Betsy DeVos, the education secretary, said in a statement that “the Supreme Court has determined what affirmative action policies are constitutional” and “schools should continue to offer equal opportunities for all students while abiding by the law”.
But the upcoming retirement of Anthony Kennedy, associate justice of the Supreme Court and an advocate of affirmative action, will give Donald Trump an opportunity to nominate a successor who is aligned with his own views on this topic, according to higher education policy experts.
Mary Fischer, associate professor of sociology at the University of Connecticut, who conducts research on minorities in higher education, said that the withdrawal of affirmative action guidelines “could very well have a chilling effect on race-conscious admissions in higher education”.
“This reversal will also likely set the stage for future Supreme Court challenges to affirmative action, which I see as the larger threat to diversity in higher education coming from this policy announcement, particularly in light of the recent resignation from the court of Justice Kennedy, who has been a proponent of affirmative action,” she said. “His replacement will almost certainly be in opposition.”

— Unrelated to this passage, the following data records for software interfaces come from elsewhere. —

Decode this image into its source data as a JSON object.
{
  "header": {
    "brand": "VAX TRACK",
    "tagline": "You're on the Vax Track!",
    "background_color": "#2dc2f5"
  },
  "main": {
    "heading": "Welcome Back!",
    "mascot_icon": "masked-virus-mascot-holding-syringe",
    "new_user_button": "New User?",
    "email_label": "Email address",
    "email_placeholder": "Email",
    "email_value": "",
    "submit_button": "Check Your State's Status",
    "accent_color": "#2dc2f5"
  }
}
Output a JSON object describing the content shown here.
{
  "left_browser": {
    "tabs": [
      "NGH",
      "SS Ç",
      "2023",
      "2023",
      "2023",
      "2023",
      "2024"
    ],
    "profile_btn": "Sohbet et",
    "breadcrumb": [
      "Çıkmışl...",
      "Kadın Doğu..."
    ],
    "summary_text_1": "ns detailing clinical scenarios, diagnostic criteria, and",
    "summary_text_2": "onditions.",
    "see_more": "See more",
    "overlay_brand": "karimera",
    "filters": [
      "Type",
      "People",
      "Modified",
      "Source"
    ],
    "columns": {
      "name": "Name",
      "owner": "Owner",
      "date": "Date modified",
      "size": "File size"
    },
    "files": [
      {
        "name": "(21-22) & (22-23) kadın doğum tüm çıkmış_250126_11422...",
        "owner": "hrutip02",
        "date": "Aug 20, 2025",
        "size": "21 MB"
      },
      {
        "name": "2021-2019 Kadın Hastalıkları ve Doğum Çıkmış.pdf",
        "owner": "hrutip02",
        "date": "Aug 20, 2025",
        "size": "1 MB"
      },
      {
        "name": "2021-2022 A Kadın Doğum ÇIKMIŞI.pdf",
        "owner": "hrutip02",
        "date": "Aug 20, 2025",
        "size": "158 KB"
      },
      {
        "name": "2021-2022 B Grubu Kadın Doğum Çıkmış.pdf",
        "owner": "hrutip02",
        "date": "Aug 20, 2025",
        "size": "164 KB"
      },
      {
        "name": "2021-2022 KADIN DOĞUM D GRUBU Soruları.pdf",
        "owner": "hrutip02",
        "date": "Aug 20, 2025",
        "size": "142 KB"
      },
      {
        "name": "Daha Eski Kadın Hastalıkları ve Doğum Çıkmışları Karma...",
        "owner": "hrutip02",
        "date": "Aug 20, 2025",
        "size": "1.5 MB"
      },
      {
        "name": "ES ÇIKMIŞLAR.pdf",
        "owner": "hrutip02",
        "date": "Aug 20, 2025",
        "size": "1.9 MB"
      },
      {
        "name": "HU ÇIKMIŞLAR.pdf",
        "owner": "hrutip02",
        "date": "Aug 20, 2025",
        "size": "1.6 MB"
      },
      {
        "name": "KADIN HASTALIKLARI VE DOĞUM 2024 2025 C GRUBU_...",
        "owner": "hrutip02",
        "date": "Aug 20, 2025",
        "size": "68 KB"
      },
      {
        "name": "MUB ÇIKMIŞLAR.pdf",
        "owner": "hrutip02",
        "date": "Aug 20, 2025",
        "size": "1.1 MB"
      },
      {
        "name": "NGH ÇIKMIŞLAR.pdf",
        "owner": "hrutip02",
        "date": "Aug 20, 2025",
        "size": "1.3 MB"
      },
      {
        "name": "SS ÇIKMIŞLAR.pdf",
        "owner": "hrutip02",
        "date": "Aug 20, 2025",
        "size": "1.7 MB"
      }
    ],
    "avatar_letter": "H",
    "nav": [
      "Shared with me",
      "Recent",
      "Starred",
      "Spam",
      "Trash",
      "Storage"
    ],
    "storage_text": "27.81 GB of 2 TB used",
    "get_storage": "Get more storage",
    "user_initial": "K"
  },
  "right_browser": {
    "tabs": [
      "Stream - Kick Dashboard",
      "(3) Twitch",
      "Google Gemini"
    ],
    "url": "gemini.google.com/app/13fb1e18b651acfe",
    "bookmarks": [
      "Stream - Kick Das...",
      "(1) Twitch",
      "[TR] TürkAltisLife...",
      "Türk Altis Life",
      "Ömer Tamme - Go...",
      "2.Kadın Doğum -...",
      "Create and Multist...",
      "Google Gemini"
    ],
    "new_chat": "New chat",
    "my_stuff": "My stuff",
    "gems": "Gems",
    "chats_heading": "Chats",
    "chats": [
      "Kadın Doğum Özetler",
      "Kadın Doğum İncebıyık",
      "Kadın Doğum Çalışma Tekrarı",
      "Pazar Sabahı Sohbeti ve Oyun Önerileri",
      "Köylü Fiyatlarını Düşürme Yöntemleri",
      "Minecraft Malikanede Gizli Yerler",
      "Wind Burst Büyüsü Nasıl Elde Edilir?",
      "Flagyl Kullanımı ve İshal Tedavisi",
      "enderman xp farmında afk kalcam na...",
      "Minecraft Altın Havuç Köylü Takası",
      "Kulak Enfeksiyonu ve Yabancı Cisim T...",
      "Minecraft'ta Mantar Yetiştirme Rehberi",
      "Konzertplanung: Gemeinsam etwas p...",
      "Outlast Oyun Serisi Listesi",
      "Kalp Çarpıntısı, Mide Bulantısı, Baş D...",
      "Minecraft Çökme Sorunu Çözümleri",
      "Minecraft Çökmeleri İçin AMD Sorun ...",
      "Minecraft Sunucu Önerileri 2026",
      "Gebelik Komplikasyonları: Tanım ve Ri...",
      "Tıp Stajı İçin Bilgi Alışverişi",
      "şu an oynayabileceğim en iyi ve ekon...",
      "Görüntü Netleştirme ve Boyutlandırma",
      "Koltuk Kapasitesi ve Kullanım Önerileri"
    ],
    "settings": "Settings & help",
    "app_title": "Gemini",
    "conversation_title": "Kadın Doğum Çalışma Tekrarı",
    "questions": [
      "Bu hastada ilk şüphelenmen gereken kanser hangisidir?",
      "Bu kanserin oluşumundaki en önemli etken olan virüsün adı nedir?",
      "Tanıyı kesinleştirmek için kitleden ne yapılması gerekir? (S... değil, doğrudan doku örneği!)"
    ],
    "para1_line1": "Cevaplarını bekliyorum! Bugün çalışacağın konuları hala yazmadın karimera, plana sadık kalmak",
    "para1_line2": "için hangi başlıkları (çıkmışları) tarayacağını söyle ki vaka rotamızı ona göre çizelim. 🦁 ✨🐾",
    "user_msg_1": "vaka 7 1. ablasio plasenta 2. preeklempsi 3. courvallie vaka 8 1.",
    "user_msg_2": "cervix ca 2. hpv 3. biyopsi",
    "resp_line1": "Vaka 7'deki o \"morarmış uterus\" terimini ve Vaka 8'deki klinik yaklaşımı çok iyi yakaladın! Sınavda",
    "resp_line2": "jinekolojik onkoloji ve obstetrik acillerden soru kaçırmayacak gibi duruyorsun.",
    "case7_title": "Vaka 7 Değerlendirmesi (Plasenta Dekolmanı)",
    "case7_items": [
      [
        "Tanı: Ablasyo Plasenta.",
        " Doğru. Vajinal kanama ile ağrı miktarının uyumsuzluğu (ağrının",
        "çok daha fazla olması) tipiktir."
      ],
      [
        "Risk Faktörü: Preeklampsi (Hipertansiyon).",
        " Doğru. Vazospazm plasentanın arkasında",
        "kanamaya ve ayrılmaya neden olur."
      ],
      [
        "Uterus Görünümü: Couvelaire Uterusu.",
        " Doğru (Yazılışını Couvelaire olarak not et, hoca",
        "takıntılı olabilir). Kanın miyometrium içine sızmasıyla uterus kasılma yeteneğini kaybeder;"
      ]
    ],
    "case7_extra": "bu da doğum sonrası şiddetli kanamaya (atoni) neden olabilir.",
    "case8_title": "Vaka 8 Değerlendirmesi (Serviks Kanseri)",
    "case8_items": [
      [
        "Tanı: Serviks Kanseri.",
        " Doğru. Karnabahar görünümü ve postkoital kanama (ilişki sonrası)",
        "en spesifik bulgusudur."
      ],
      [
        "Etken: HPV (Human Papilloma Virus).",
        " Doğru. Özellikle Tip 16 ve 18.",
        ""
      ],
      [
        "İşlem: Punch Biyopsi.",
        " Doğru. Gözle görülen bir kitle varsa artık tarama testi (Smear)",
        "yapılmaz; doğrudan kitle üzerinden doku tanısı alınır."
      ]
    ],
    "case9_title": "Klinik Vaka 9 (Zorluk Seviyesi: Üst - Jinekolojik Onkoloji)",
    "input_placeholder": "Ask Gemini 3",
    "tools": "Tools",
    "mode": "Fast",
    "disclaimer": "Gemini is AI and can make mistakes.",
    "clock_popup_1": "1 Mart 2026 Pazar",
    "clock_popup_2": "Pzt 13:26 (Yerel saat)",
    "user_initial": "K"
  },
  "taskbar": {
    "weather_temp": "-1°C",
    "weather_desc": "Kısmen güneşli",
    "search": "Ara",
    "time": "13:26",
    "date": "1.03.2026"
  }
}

Peter McDonough, vice-president and general counsel at the American Council on Education, said the move potentially "offers the court an opportunity to further explain, narrow or expand what it has blessed before, without actually changing the federal law, which has, for decades, permitted narrowly tailored consideration of race and ethnicity when assembling an incoming class of students".
He added that while universities that “fundamentally believe in the benefits derived from campus diversity” are unlikely to change their admissions policies based solely on the new announcement, some institutions may have interpreted it “as a message saying that taking race or ethnicity into account at all while making admissions decisions can put you in the cross hairs of a complaint, or get you investigated”.
“That can have a chilling effect,” he said.
Neal Hutchens, professor of higher education specialising in legal issues at the University of Mississippi, agreed that even if the Supreme Court does not “outright overturn the legal permissibility of affirmative action in higher education, the appointment of a justice antagonistic to affirmative action could result in decisions that narrow its use”.
“Especially with the appointment of a new justice, it seems unlikely for these legal attacks to fade away,” he said.
Harvard University is currently embroiled in a lawsuit alleging discrimination against Asian Americans in its admissions process, which is expected to go to trial in October.
Last year, an internal Justice Department document obtained by The New York Times revealed that the Trump administration was preparing to investigate and potentially sue US universities over affirmative action admissions policies that are perceived to discriminate against white applicants.